On the second Ballister album,
Mechanisms (Clean Feed), this scorching local free-jazz trio occasionally indulges in a moment of repose, with saxophonist
Dave Rempis shaping muted striations, drummer
Paal Nilssen-Love gently scraping his cymbals, and cellist
Fred Lonberg-Holm bowing almost serene long tones. But make no mistake: though the the three of them have been working together as Ballister for a couple of years, they don't seem to be getting tired of going all-out pretty much all the time. The second half of the new album is a 28-minute workout called "Roller Nuts"—most of the group's titles have a blunt crudity that harks back to early Peter Brötzmann records like
Balls and
Nipples, just as the energy level of the music does—and it makes me feel like a building is collapsing on me. The members of Ballister have much more to offer than furious freak-outs, though.

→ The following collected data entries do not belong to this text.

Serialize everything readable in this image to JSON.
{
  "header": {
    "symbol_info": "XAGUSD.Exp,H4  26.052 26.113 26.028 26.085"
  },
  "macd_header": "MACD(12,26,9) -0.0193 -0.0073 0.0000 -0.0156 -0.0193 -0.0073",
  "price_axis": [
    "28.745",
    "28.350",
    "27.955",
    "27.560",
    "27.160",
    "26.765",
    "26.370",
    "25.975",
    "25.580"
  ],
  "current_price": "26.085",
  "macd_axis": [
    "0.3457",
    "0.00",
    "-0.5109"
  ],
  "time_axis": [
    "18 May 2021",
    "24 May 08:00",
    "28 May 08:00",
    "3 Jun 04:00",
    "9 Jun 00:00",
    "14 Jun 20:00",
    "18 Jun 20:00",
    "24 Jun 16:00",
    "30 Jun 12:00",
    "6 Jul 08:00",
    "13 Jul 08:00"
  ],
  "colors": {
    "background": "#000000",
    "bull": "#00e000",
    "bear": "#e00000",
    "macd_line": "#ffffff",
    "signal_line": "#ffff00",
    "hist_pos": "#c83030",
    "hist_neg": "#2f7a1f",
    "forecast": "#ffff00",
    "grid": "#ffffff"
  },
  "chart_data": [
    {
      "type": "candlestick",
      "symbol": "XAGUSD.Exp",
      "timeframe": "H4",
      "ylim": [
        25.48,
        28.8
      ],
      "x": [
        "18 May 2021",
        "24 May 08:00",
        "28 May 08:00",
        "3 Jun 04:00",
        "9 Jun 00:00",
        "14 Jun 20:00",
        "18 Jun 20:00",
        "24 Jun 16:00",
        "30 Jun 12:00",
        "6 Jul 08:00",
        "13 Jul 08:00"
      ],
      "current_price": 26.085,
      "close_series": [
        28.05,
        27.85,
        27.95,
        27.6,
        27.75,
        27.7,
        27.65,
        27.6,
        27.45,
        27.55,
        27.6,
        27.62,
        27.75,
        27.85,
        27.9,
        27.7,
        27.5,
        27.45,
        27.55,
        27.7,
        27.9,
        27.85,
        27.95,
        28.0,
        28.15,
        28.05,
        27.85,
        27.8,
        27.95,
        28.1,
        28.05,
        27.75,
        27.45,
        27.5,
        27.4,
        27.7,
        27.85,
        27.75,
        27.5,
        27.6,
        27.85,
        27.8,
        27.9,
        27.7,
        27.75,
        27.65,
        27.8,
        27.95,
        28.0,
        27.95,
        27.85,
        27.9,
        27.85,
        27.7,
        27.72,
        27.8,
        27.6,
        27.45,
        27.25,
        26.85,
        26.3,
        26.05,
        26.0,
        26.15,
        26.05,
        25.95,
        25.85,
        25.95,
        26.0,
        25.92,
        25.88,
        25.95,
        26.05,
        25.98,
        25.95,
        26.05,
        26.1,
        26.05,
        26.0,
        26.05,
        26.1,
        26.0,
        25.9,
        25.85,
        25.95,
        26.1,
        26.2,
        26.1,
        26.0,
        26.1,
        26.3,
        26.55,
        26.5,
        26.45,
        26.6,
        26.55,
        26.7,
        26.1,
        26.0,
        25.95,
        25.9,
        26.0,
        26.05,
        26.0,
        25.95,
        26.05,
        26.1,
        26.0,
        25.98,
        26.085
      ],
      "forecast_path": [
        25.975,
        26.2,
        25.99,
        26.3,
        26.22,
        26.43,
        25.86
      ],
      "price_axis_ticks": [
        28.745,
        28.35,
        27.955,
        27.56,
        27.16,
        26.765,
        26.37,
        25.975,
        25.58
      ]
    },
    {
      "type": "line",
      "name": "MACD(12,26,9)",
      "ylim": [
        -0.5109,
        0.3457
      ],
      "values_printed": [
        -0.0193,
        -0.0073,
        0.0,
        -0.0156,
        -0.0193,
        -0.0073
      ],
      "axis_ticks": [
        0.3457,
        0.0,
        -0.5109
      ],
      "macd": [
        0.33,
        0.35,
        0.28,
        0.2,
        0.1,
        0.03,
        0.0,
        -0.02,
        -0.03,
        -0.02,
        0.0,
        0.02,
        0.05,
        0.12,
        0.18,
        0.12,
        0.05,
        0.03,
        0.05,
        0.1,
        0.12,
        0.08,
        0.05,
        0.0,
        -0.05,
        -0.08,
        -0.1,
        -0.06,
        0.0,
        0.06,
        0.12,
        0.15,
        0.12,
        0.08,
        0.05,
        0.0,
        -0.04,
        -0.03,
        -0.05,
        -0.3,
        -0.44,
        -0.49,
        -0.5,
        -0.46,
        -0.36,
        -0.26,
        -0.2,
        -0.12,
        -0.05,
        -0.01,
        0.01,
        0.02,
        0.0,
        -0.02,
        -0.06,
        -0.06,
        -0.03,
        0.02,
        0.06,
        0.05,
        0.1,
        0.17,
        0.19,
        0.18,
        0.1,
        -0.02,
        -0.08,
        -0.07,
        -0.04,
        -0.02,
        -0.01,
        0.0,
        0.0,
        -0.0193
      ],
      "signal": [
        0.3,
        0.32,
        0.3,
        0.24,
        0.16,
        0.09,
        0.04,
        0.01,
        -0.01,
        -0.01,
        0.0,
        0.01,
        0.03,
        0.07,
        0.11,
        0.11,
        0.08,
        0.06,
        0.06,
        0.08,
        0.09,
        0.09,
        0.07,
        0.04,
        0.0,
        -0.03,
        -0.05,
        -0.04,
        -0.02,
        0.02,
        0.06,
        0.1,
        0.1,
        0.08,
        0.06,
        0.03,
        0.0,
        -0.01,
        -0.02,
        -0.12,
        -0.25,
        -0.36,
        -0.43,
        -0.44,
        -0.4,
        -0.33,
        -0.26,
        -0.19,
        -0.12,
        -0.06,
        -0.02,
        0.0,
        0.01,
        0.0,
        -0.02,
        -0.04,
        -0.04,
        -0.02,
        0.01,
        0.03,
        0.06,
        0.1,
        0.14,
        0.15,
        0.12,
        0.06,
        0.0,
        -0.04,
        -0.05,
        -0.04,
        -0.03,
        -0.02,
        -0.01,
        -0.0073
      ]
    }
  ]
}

In each piece they constantly shift gears, changing texture (particularly Lonberg-Holm, who plays his effects pedals as much as his cello), rhythmic feel, and density, which requires them to stay attuned to one another and adjust on the fly—and it's hard to miss the the exuberant snatches of buoyant, hard-swinging jazz that pop out of the din. Naysayers might say that Ballister—like free jazz in general—is just squawking and noise, but that's what most unfamiliar music sounds like if you refuse to really listen to it.